For those not responding, reminders are sent after three months. For those responding, the conversation moves to the next level, requesting for a meeting or a phone call. When the conversations prove productive, the prospect is moved to the funnel and nurtured till the prospect becomes a customer.
Dizzying Numbers
Vatsana Technologies can be called an outlier. Founded by Shashank Vaishnav and Vinay Singhal, this startup has reached dizzying heights on Facebook marketing. Its web pages combined garner 40 million page views a month. When Praveen Singhal, the third guy behind the startup and who is still in college, explained the process of raking in millions of likes, the product tech entrepreneurs were baffled. No algorithms, no scripts, just plain organic harvest of likes. When they floated Amazing Things in the World page on Facebook, they made sure they uploaded quality images that were already liked by more than 100,000 people or so. Messages were promptly replied and a thank you note sent to the people who liked the page initially. This resulted in a flywheel effect of more people liking the images that the Facebook page now has more than 3.4 million likes. Leveraging this, they have floated two web sites –page wage and thestupidstation.com (main traffic) – that together command 45 million page views a month. Another website that records experiences of people, Everystry, is in the beta stage. Followme is an sms service for teachers to pass on information to students and has 2.5 million messages sent in the last eight months. Everyshare (in beta) is the next website in the pipeline. Such humongous page views are achieved by diverting traffic from Facebook page to other web pages. The credit should be due to Praveen for spending time from after college to till about 3 am on a daily basis to nurture the Amazing Things Facebook page.

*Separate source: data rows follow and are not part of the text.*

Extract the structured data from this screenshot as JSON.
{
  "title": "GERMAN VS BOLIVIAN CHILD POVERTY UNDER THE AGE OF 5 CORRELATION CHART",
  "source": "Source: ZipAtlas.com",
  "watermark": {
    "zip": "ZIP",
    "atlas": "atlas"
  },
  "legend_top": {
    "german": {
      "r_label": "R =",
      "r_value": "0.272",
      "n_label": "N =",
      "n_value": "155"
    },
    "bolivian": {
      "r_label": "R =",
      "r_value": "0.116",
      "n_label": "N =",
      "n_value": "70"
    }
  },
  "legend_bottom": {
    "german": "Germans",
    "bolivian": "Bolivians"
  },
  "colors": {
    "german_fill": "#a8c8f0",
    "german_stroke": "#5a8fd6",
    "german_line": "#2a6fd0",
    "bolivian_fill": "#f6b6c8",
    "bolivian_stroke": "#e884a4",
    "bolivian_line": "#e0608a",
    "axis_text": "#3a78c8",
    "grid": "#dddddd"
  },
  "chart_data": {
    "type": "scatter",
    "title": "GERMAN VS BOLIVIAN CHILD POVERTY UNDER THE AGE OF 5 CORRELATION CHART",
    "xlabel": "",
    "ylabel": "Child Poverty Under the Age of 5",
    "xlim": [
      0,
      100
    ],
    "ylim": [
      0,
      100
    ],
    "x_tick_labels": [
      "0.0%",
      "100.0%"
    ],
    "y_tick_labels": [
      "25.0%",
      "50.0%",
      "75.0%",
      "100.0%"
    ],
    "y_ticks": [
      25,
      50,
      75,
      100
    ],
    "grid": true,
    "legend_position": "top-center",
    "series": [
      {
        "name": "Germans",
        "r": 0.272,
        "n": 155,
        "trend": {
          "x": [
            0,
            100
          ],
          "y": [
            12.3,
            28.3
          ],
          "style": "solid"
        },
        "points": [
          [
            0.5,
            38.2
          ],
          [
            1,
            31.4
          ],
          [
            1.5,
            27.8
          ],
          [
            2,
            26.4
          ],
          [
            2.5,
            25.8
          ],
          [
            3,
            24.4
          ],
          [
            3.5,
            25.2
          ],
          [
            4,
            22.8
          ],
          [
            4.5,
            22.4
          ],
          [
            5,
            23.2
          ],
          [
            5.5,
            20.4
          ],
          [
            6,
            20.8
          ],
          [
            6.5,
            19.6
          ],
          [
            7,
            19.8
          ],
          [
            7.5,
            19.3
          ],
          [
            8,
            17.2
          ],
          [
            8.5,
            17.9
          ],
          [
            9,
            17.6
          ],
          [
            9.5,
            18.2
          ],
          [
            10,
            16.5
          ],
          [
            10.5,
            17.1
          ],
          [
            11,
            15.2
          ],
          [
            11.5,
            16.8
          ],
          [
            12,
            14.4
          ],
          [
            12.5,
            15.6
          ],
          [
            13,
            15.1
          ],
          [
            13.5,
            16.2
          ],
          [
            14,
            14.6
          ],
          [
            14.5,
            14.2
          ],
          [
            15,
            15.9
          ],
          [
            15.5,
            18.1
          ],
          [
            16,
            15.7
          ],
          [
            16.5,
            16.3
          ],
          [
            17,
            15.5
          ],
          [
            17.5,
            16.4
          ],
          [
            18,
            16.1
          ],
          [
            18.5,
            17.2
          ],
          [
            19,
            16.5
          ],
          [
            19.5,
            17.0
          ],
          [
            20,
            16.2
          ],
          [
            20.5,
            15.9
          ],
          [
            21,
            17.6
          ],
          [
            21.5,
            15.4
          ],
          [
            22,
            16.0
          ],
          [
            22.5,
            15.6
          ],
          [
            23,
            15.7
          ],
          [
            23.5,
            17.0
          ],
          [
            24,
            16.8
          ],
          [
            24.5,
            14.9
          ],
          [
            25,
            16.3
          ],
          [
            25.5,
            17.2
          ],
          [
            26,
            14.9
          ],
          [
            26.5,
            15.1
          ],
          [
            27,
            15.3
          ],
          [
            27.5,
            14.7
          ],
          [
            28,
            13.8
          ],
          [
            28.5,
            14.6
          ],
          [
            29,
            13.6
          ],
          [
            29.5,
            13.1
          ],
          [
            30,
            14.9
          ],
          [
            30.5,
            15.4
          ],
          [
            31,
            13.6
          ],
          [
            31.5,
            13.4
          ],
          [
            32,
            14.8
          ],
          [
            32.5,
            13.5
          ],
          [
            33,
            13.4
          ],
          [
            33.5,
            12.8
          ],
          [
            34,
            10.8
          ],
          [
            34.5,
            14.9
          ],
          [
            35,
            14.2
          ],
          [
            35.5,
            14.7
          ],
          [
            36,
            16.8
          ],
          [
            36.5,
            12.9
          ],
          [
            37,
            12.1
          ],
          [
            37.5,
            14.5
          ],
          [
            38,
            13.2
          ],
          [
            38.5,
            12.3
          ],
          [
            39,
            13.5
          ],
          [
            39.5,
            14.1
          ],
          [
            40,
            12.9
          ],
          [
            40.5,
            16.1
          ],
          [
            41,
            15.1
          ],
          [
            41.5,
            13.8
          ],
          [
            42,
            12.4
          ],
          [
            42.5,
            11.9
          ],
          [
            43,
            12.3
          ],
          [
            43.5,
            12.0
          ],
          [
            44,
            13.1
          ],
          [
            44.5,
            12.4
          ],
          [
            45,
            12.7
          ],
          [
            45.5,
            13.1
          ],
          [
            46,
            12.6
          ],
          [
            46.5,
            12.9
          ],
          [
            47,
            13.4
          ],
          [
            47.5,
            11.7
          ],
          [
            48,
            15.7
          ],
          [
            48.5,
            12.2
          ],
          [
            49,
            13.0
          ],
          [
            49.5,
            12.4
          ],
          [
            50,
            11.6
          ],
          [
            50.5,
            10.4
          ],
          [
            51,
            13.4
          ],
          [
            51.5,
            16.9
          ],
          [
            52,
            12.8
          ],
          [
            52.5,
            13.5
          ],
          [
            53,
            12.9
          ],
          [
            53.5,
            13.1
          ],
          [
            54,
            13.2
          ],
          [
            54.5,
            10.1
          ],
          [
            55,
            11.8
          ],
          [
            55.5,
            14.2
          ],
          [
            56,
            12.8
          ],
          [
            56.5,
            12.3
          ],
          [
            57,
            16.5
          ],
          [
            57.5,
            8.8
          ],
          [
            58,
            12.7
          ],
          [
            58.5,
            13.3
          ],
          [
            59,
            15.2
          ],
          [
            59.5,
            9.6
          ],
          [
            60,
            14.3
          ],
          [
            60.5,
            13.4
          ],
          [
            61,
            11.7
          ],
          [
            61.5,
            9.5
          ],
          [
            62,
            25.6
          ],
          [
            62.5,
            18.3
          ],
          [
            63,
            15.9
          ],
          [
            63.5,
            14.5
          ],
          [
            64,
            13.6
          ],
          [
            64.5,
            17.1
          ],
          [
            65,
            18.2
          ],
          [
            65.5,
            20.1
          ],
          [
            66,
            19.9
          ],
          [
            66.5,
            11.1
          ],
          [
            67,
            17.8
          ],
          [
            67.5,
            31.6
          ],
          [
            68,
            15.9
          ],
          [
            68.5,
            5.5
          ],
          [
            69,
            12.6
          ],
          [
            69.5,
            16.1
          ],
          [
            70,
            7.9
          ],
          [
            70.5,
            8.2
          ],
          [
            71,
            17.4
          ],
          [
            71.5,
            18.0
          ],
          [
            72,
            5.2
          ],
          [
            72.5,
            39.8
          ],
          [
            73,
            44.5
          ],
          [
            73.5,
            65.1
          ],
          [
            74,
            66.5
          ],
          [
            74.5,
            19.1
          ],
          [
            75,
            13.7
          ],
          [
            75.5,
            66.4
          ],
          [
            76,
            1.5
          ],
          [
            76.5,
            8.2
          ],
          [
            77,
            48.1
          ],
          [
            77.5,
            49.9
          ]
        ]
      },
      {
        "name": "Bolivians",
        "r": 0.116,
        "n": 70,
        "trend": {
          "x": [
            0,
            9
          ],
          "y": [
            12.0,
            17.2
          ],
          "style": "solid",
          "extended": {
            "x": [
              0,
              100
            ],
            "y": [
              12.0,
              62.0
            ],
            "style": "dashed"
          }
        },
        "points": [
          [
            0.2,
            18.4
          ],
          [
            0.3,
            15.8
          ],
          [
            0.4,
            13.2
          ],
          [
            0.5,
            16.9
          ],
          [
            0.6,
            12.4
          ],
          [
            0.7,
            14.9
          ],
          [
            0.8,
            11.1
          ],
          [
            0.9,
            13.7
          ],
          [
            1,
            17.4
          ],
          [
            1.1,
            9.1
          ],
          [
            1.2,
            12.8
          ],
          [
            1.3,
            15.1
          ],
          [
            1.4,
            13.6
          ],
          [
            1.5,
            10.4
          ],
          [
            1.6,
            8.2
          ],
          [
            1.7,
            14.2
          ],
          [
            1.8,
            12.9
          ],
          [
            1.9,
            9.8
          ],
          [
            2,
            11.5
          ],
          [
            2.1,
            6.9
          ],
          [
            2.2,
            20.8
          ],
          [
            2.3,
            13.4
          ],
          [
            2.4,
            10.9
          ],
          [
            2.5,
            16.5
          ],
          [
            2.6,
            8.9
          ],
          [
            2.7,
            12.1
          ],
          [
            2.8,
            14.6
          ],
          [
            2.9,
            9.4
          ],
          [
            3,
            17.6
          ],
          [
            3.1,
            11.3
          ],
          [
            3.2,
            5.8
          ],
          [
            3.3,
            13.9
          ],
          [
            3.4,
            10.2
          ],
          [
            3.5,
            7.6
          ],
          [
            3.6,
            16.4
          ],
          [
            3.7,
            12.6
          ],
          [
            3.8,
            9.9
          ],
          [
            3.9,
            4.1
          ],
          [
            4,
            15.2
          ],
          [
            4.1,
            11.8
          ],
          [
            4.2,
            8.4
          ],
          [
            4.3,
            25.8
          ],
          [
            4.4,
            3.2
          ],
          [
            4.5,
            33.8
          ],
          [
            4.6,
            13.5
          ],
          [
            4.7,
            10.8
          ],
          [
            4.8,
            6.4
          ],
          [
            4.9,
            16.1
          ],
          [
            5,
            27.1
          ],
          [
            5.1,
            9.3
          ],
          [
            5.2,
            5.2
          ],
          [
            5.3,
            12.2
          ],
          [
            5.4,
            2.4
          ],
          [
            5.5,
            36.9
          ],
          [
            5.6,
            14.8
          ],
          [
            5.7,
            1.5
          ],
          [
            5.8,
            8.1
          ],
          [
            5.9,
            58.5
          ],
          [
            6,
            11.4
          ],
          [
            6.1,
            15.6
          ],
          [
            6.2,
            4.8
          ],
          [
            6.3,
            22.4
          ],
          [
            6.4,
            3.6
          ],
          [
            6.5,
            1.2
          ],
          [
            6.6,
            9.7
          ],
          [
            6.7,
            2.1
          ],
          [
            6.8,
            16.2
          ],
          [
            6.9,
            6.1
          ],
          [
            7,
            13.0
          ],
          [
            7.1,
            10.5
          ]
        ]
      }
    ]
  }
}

Participants: Sharan Reddy, indee.tv (host); Suresh Sambandam, OrangeScape; Murali Vivekanandan, Ideas2IT; Ashwin Ramasamy, ContractIQ; Ashwin Shankar, AWS partner; Magesh, AtSquare Labs; Vivek Durai, Humble Paper; Karthikeyan Mani, ByteAlly; Anand Sukumaran, Zeocode; Srikrishnan Ganesan, Konotor; Sailajanandan Nayak, Careograf; Tony and Palani, Fabbucket; Chitra Appasamy, graphic designer; Shashank Vaishnav and Praveen Singhal, Vatsana Technologies; Vijay Varadan, game development studio; Amritha Dinesh, Boxtree; Prasanna, Globalgryanz; Prem Kumar, Kanchi Silk; Kevin William, Walletkit; Anish and Aravind, Frilp.